Depois da saída dos coreanos da Samsung, o Estaleiro Atlântico Sul (EAS) aposta agora nos poloneses para resolver seus problemas com atrasos de encomendas para a Petrobrás. O EAS está em conversas avançadas com a empresa polonesa Remontowa e a companhia de engenharia LMG, segundo uma fonte que acompanha as negociações.

SABRINA VALLE / RIO , O Estado de S.Paulo

24 de março de 2012 | 03h08

A Remontowa entraria com tecnologia e a LMG, com projetos. As duas empresas já têm parcerias no exterior. No Brasil, a LMG presta serviços, por exemplo, ao grupo Jurong.
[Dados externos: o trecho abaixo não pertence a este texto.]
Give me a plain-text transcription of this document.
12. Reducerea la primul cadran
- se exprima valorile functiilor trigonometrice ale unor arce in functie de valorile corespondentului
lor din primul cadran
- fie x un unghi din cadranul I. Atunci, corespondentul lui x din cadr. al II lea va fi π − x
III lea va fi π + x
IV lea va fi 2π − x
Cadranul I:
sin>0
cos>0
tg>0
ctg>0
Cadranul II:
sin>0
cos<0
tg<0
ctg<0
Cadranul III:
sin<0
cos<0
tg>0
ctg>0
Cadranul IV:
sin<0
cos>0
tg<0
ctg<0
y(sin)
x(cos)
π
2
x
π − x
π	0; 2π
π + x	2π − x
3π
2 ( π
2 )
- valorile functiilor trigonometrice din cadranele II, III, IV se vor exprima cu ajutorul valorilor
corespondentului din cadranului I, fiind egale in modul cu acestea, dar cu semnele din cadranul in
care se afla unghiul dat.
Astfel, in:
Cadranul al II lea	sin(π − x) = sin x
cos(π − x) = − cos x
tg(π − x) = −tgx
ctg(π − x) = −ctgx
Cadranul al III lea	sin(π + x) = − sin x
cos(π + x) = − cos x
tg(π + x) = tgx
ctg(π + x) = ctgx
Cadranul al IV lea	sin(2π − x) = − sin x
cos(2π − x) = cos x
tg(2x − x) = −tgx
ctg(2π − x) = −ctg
As conversas do EAS com a dupla são anteriores à saída da coreana Samsung do estaleiro e vinham sendo mantidas em paralelo. A Samsung tinha 6% do empreendimento e vendeu sua participação neste mês para as duas construtoras, que tinham como sócios Camargo Corrêa e Queiroz Galvão, agora com 50% de participação cada.

O movimento foi na direção contrária do que estava sendo negociado pela Petrobrás, com aval do governo, para evitar atrasos. As conversas se intensificaram depois da saída da Samsung, que possui um dos maiores estaleiros do mundo.

A Petrobrás negociava a ampliação da participação da Samsung para aproveitar a expertise do grupo e acelerar projetos, especialmente as sete sondas de perfuração para o pré-sal que a Petrobrás contratou, via Sete Brasil, para serem construídas no EAS. Cada uma custa cerca de US$ 800 milhões.

O estaleiro já tem problemas hoje no cronograma de entrega de navios para a Transpetro, sendo o caso mais famoso o do navio João Cândido, com mais de um ano de atraso e problemas de solda e nivelamento.

A presidente da Petrobrás, Graça Foster, entrou pessoalmente nas negociações, temendo morosidade na fabricação das sondas, o que atrasaria a exploração do pré-sal. Mas a Samsung resolveu deixar a parceria.

Segundo a fonte, as conversas azedaram, pois a Samsung queria construir na Coreia as duas primeiras sondas, de um total de sete. A Sete Brasil, empresa que tem a Petrobrás como sócia, queria que a construção se realizasse no Brasil.

O governo usa as encomendas da Petrobrás para fomentar a indústria naval brasileira.